On October 6th the Los Angeles Times Sunday magazine was an unusually fat 164 pages, containing $2 million worth of advertising. It was solely about the opening of the Staples Centre, a new arena that would be home to the city's sports teams, and would also serve as a concert venue, debuting with Bruce Springsteen.

The magazine editors had argued with management that the topic was too lightweight, and not worthy of an entire issue of the magazine. They were overruled. What the editors did not know was that the newspaper had entered into a "joint revenue agreement" with the Staples Centre in a complex deal which traded advertising and profits.

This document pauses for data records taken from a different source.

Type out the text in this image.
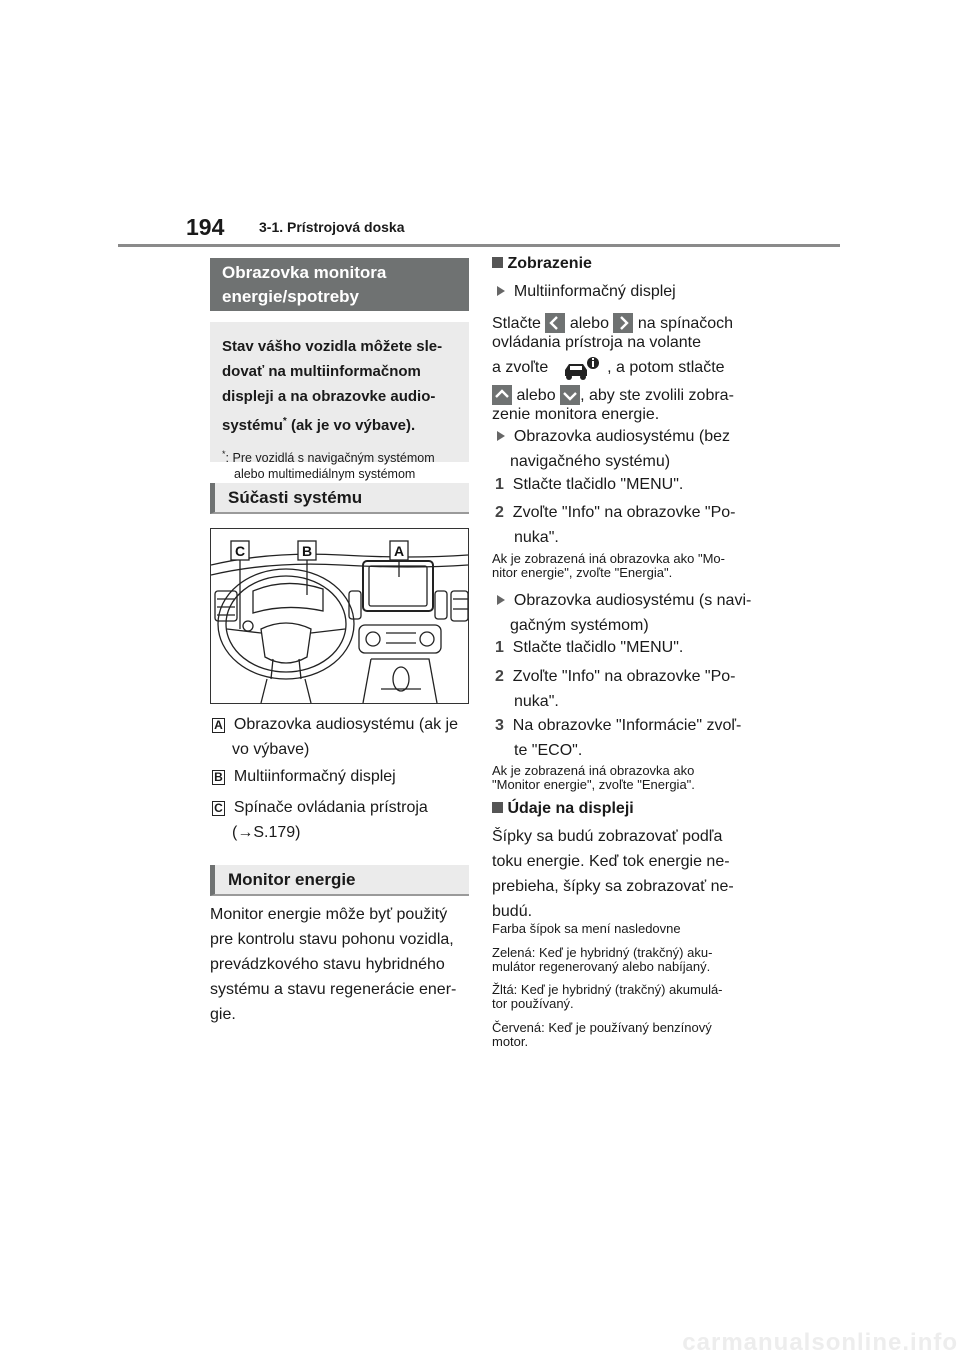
194 3-1. Prístrojová doska
Obrazovka monitora
energie/spotreby
Stav vášho vozidla môžete sle-
dovať na multiinformačnom
displeji a na obrazovke audio-
systému* (ak je vo výbave).
*: Pre vozidlá s navigačným systémom
alebo multimediálnym systémom
Súčasti systému
C	B	A
A Obrazovka audiosystému (ak je
vo výbave)
B Multiinformačný displej
C Spínače ovládania prístroja
(→S.179)
Monitor energie
Monitor energie môže byť použitý
pre kontrolu stavu pohonu vozidla,
prevádzkového stavu hybridného
systému a stavu regenerácie ener-
gie.
Zobrazenie
Multiinformačný displej
Stlačte alebo na spínačoch
ovládania prístroja na volante
a zvoľte	, a potom stlačte
alebo , aby ste zvolili zobra-
zenie monitora energie.
Obrazovka audiosystému (bez
navigačného systému)
1 Stlačte tlačidlo "MENU".
2 Zvoľte "Info" na obrazovke "Po-
nuka".
Ak je zobrazená iná obrazovka ako "Mo-
nitor energie", zvoľte "Energia".
Obrazovka audiosystému (s navi-
gačným systémom)
1 Stlačte tlačidlo "MENU".
2 Zvoľte "Info" na obrazovke "Po-
nuka".
3 Na obrazovke "Informácie" zvoľ-
te "ECO".
Ak je zobrazená iná obrazovka ako
"Monitor energie", zvoľte "Energia".
Údaje na displeji
Šípky sa budú zobrazovať podľa
toku energie. Keď tok energie ne-
prebieha, šípky sa zobrazovať ne-
budú.
Farba šípok sa mení nasledovne
Zelená: Keď je hybridný (trakčný) aku-
mulátor regenerovaný alebo nabíjaný.
Žltá: Keď je hybridný (trakčný) akumulá-
tor používaný.
Červená: Keď je používaný benzínový
motor.
carmanualsonline.info
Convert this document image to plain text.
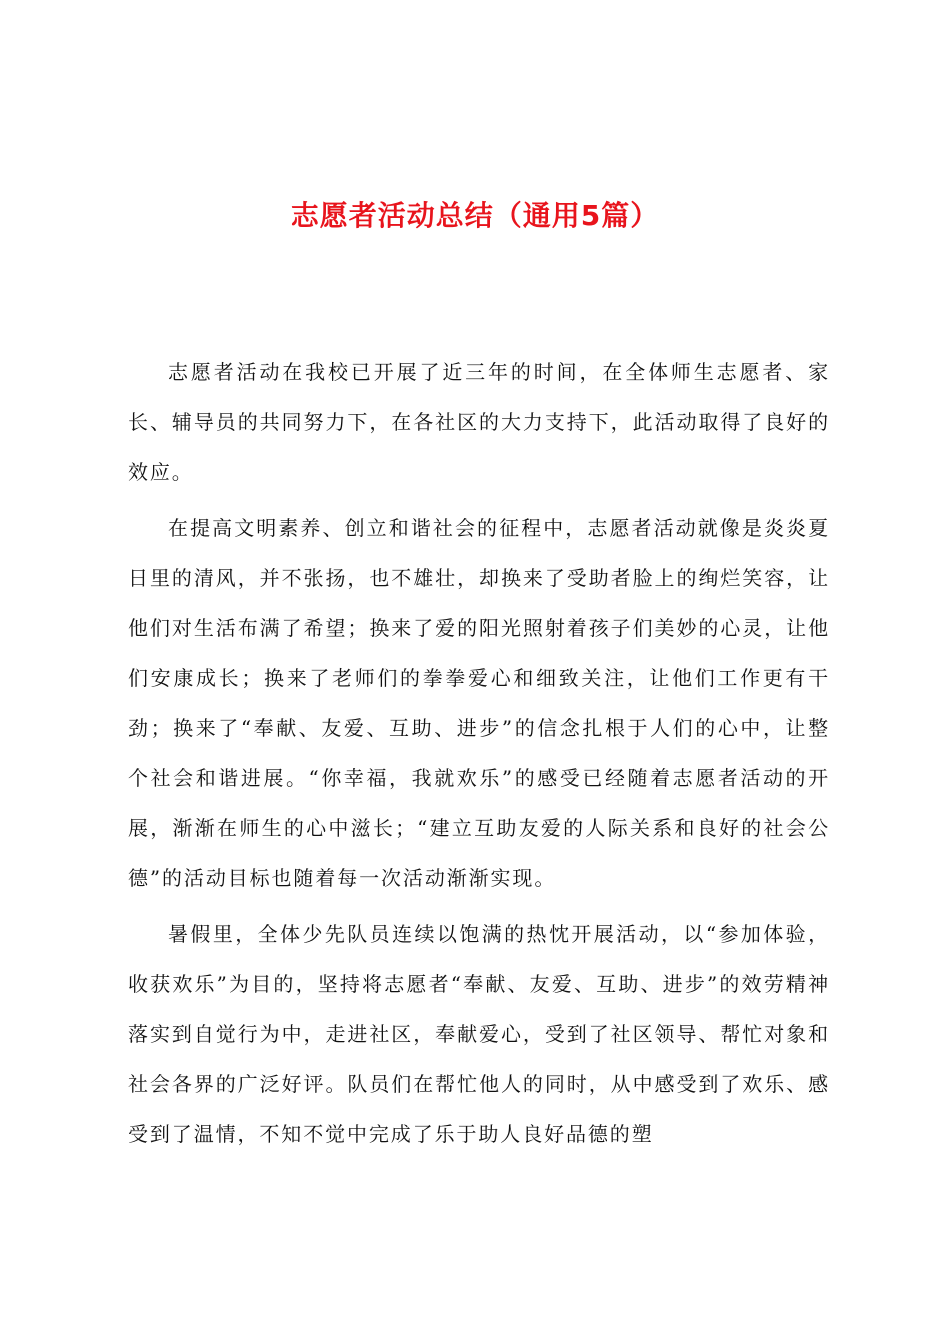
志愿者活动总结（通用5篇）

志愿者活动在我校已开展了近三年的时间，在全体师生志愿者、家长、辅导员的共同努力下，在各社区的大力支持下，此活动取得了良好的效应。

在提高文明素养、创立和谐社会的征程中，志愿者活动就像是炎炎夏日里的清风，并不张扬，也不雄壮，却换来了受助者脸上的绚烂笑容，让他们对生活布满了希望；换来了爱的阳光照射着孩子们美妙的心灵，让他们安康成长；换来了老师们的拳拳爱心和细致关注，让他们工作更有干劲；换来了“奉献、友爱、互助、进步”的信念扎根于人们的心中，让整个社会和谐进展。“你幸福，我就欢乐”的感受已经随着志愿者活动的开展，渐渐在师生的心中滋长；“建立互助友爱的人际关系和良好的社会公德”的活动目标也随着每一次活动渐渐实现。

暑假里，全体少先队员连续以饱满的热忱开展活动，以“参加体验，收获欢乐”为目的，坚持将志愿者“奉献、友爱、互助、进步”的效劳精神落实到自觉行为中，走进社区，奉献爱心，受到了社区领导、帮忙对象和社会各界的广泛好评。队员们在帮忙他人的同时，从中感受到了欢乐、感受到了温情，不知不觉中完成了乐于助人良好品德的塑
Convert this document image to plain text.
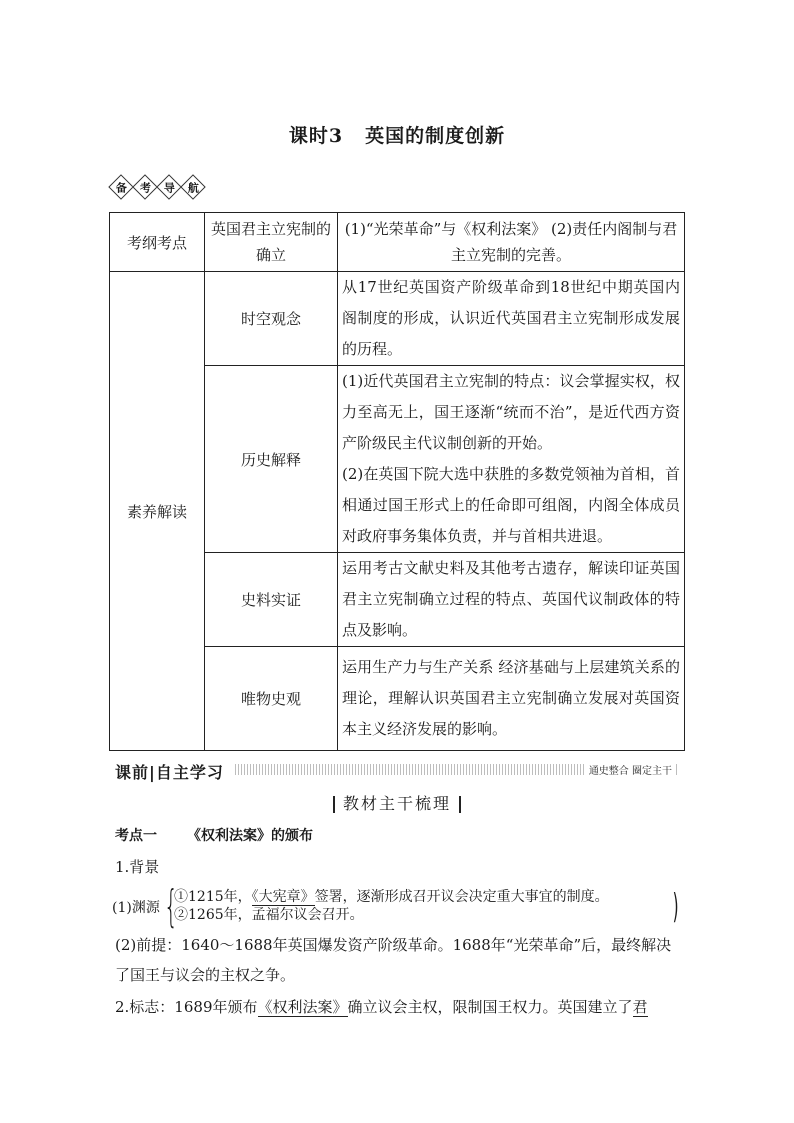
课时3 英国的制度创新
备 考 导 航
考纲考点	英国君主立宪制的确立	(1)“光荣革命”与《权利法案》 (2)责任内阁制与君主立宪制的完善。
素养解读	时空观念	从17世纪英国资产阶级革命到18世纪中期英国内阁制度的形成，认识近代英国君主立宪制形成发展的历程。
	历史解释	(1)近代英国君主立宪制的特点：议会掌握实权，权力至高无上，国王逐渐“统而不治”，是近代西方资产阶级民主代议制创新的开始。
(2)在英国下院大选中获胜的多数党领袖为首相，首相通过国王形式上的任命即可组阁，内阁全体成员对政府事务集体负责，并与首相共进退。

	史料实证	运用考古文献史料及其他考古遗存，解读印证英国君主立宪制确立过程的特点、英国代议制政体的特点及影响。
	唯物史观	运用生产力与生产关系 经济基础与上层建筑关系的理论，理解认识英国君主立宪制确立发展对英国资本主义经济发展的影响。
课前|自主学习	通史整合 圈定主干
教材主干梳理
考点一 《权利法案》的颁布
1.背景
(1)渊源 {
①1215年，《大宪章》签署，逐渐形成召开议会决定重大事宜的制度。
②1265年，孟福尔议会召开。	)
(2)前提：1640～1688年英国爆发资产阶级革命。1688年“光荣革命”后，最终解决了国王与议会的主权之争。
2.标志：1689年颁布《权利法案》确立议会主权，限制国王权力。英国建立了君
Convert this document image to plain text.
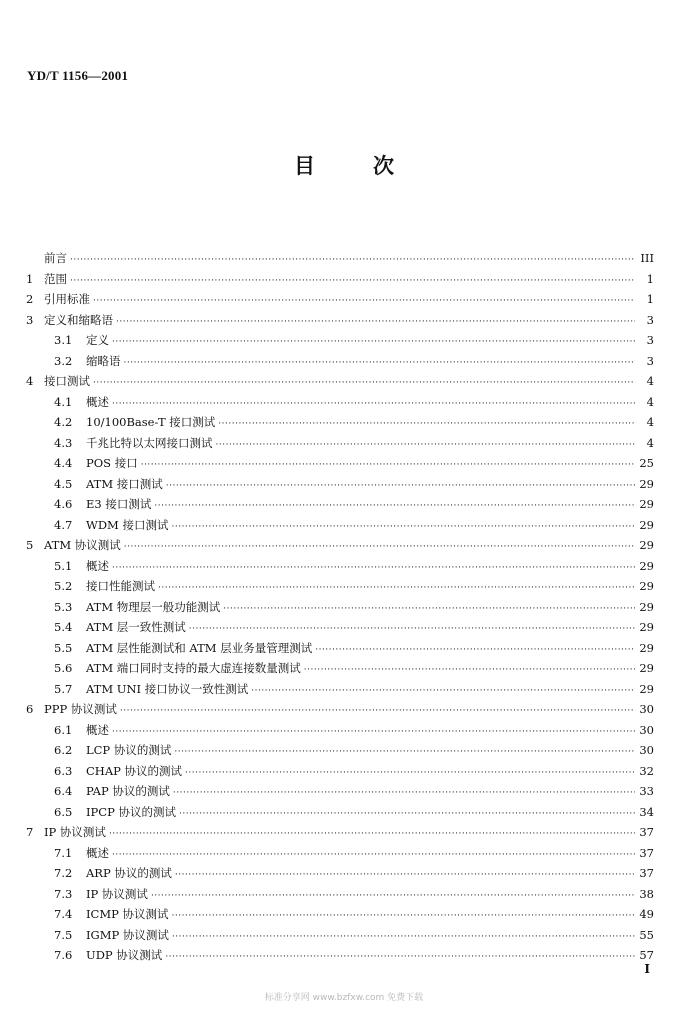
YD/T 1156—2001
目	次
前言 ·····	III
1 范围 ·····	1
2 引用标准 ·····	1
3 定义和缩略语 ·····	3
3.1	定义 ·····	3
3.2	缩略语 ·····	3
4 接口测试 ·····	4
4.1	概述 ·····	4
4.2	10/100Base-T 接口测试 ·····	4
4.3	千兆比特以太网接口测试 ·····	4
4.4	POS 接口 ·····	25
4.5	ATM 接口测试 ·····	29
4.6	E3 接口测试 ·····	29
4.7	WDM 接口测试 ·····	29
5 ATM 协议测试 ·····	29
5.1	概述 ·····	29
5.2	接口性能测试 ·····	29
5.3	ATM 物理层一般功能测试 ·····	29
5.4	ATM 层一致性测试 ·····	29
5.5	ATM 层性能测试和 ATM 层业务量管理测试 ·····	29
5.6	ATM 端口同时支持的最大虚连接数量测试 ·····	29
5.7	ATM UNI 接口协议一致性测试 ·····	29
6 PPP 协议测试 ·····	30
6.1	概述 ·····	30
6.2	LCP 协议的测试 ·····	30
6.3	CHAP 协议的测试 ·····	32
6.4	PAP 协议的测试 ·····	33
6.5	IPCP 协议的测试 ·····	34
7 IP 协议测试 ·····	37
7.1	概述 ·····	37
7.2	ARP 协议的测试 ·····	37
7.3	IP 协议测试 ·····	38
7.4	ICMP 协议测试 ·····	49
7.5	IGMP 协议测试 ·····	55
7.6	UDP 协议测试 ·····	57
I
标准分享网 www.bzfxw.com 免费下载
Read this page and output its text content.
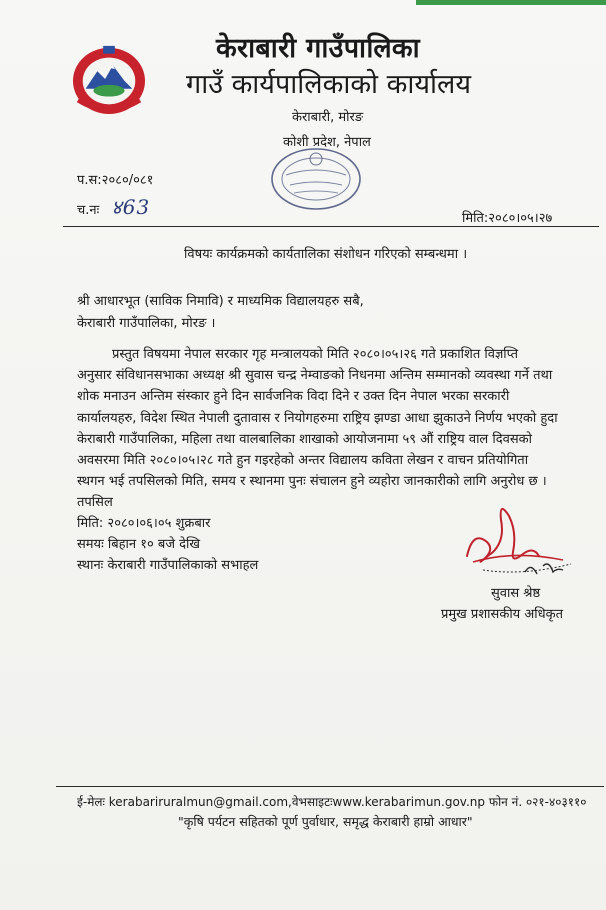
केराबारी गाउँपालिका
गाउँ कार्यपालिकाको कार्यालय
केराबारी, मोरङ
कोशी प्रदेश, नेपाल
प.स:२०८०/०८१
च.नः ४63	मिति:२०८०।०५।२७
विषयः कार्यक्रमको कार्यतालिका संशोधन गरिएको सम्बन्धमा ।
श्री आधारभूत (साविक निमावि) र माध्यमिक विद्यालयहरु सबै,
केराबारी गाउँपालिका, मोरङ ।
प्रस्तुत विषयमा नेपाल सरकार गृह मन्त्रालयको मिति २०८०।०५।२६ गते प्रकाशित विज्ञप्ति
अनुसार संविधानसभाका अध्यक्ष श्री सुवास चन्द्र नेम्वाङको निधनमा अन्तिम सम्मानको व्यवस्था गर्ने तथा
शोक मनाउन अन्तिम संस्कार हुने दिन सार्वजनिक विदा दिने र उक्त दिन नेपाल भरका सरकारी
कार्यालयहरु, विदेश स्थित नेपाली दुतावास र नियोगहरुमा राष्ट्रिय झण्डा आधा झुकाउने निर्णय भएको हुदा
केराबारी गाउँपालिका, महिला तथा वालबालिका शाखाको आयोजनामा ५९ औं राष्ट्रिय वाल दिवसको
अवसरमा मिति २०८०।०५।२८ गते हुन गइरहेको अन्तर विद्यालय कविता लेखन र वाचन प्रतियोगिता
स्थगन भई तपसिलको मिति, समय र स्थानमा पुनः संचालन हुने व्यहोरा जानकारीको लागि अनुरोध छ ।
तपसिल
मिति: २०८०।०६।०५ शुक्रबार
समयः बिहान १० बजे देखि
स्थानः केराबारी गाउँपालिकाको सभाहल
सुवास श्रेष्ठ
प्रमुख प्रशासकीय अधिकृत
ई-मेलः kerabariruralmun@gmail.com,वेभसाइटःwww.kerabarimun.gov.np फोन नं. ०२१-४०३११०
"कृषि पर्यटन सहितको पूर्ण पुर्वाधार, समृद्ध केराबारी हाम्रो आधार"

You can't keep a secret in a newsroom. When the truth came out, protests erupted among reporters and editors, and the New York Times and the Wall Street Journal weighed in with criticism. The normally reticent Mr Chandler even called the city editor, Mr Boyarsky, with a statement of support for the journalists that was read aloud in the newsroom over the objection of the paper's managing editor, Micheal Parks.

The scandal has not died down, despite a 14-page highly critical investigation by the newspaper's own respected media critic. A great newspaper remains in decline. But when journalism is reduced to terms like "brands" and "products" - think of the language used to describe CNN and Time in the recent news stories of the AOL-Time Warner merger - and the sole determinant of quality is rising stock price, something is going to suffer.

The biggest losers are usually the readers.